LONDON (Reuters) - Sterling fell to a nine-month low against a buoyant euro and dropped against the dollar on Friday after weak UK industrial output added to data showing the UK economy probably shrank in the fourth quarter.
The euro was up 0.9 percent on the day at 82.73 pence. It rose from around 82.18 pence before the data was released, extending gains into a sixth straight day. It was the euro’s highest level since early-April.
The pound fell 0.4 percent on the day against the dollar, dropping to a session low of $1.6089 (9975 pence) before recovering slightly. Its losses across the board saw sterling trade-weighted index fall to a six-month low of 83.0, data from the Bank of England showed.

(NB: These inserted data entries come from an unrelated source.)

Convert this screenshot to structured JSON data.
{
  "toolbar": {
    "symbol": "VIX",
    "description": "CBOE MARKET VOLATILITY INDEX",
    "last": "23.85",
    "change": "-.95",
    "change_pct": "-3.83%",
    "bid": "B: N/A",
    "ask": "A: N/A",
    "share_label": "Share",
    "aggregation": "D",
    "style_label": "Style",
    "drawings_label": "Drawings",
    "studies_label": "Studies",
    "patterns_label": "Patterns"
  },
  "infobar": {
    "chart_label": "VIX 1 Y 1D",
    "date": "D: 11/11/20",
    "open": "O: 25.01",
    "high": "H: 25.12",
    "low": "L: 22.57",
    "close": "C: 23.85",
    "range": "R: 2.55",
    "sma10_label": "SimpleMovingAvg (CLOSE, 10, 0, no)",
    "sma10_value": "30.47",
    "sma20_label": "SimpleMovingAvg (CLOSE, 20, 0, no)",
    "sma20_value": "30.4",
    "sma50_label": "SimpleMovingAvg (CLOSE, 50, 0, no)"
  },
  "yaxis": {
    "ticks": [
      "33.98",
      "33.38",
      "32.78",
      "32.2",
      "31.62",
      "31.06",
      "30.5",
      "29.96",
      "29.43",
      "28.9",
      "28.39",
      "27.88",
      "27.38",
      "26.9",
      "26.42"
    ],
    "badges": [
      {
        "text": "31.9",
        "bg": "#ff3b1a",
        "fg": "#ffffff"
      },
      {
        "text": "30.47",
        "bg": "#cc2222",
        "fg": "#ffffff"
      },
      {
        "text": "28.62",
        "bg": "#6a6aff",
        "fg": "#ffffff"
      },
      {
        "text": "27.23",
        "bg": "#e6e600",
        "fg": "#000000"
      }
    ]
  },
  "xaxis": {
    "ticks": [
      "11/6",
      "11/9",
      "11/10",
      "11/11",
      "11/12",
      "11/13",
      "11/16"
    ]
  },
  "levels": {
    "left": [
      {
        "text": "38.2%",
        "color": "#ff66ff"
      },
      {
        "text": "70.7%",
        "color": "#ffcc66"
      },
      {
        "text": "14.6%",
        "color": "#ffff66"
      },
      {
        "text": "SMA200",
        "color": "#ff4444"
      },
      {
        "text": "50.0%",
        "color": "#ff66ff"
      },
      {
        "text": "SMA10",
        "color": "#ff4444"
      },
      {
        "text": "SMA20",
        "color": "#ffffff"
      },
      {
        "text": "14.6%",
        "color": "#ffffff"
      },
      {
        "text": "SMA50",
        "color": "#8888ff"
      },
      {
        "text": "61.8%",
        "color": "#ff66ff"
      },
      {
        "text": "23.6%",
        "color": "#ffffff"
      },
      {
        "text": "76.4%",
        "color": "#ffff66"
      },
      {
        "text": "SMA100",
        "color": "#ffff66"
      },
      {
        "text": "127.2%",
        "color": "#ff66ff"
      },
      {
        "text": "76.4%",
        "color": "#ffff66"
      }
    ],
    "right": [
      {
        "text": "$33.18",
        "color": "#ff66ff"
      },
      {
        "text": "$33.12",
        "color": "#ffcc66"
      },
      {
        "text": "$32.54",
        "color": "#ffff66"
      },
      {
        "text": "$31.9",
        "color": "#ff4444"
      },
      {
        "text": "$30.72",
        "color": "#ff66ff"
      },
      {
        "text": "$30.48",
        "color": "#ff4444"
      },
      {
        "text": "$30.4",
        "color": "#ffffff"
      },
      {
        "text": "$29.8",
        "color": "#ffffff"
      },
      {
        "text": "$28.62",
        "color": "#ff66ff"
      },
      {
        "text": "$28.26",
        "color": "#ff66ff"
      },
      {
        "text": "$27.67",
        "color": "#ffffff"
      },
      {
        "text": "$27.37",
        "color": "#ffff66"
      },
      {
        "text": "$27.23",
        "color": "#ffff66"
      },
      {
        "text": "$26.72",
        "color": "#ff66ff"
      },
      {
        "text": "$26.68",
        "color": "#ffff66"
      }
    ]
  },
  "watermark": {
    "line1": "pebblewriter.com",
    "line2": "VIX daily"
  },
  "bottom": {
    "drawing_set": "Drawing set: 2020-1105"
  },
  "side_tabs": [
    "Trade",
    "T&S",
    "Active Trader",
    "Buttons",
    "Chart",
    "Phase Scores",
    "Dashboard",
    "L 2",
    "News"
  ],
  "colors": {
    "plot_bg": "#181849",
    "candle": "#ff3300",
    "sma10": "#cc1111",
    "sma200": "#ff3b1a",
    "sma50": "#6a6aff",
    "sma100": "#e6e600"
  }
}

“Sterling weakness has been shown from weak numbers this morning,” said Daragh Maher, currency strategist at HSBC, adding that as the euro had broken past the 82.25 pence high it could target February 2012 highs of 85 pence. He added sterling could fall to $1.60 and target the 200-day moving average at $1.59.
Consumer spending and output in the UK have stagnated, implying a growing amount of spare capacity in the economy. The latest industrial data underpins that trend and will hold some expectations that the UK could face another contraction and will need more monetary stimulus.
In contrast, the European Central Bank President Mario Draghi offered no clues on when the bank might cut rates again after the Governing Council decided to keep rates on hold at an historic low 0.75 percent. That cooled expectations of a rate cut and pushed the euro higher across the board.
“Euro/sterling’s move is more of a euro story right now,” said Geoffrey Yu, currency strategist at UBS, adding fund managers were unwinding euro short positions and that was contributing to its rise against the pound, which could see it gain to 84 pence in the near term.
The Bank kept its main interest rate at a record low 0.5 percent on Thursday and said it would not buy any government bonds on top of the 375 billion pounds purchased so far.
None of the 64 economists polled by Reuters had expected any policy change, but there was speculation among a few traders that the Bank could still consider easing. That had dragged the pound to a near six-week low of $1.5992 on Wednesday before buying by Middle East investors pushed it higher.
Traders expect the pound to trade in a $1.58 to $1.63 range in coming months. Gains are likely to be capped as the UK is expected to struggle given its biggest trading partner the euro zone could go through a recession, at least in the first half of the year.
Data from the National Institute of Economic and Social Research on Friday showed the UK economy probably shrank by 0.3 percent in the fourth quarter.
Some analysts say the pound could ease if the UK loses its prized triple-A rating if growth continues to struggle and the government misses its debt reduction targets.
Analysts said sterling could also suffer given safe-haven inflows from investors seeking to flee the euro zone debt crisis were waning. Last year, investors seeking safety from a possible euro zone break up had piled into top-rated UK gilts.
“We think there is a risk these inflows reverse, on the back of UK downgrade risks and ongoing exceptionally poor macro performance,” said George Saravelos, currency strategist at Deutsche Bank, recommending investors to buy euro versus sterling and sell sterling against the dollar.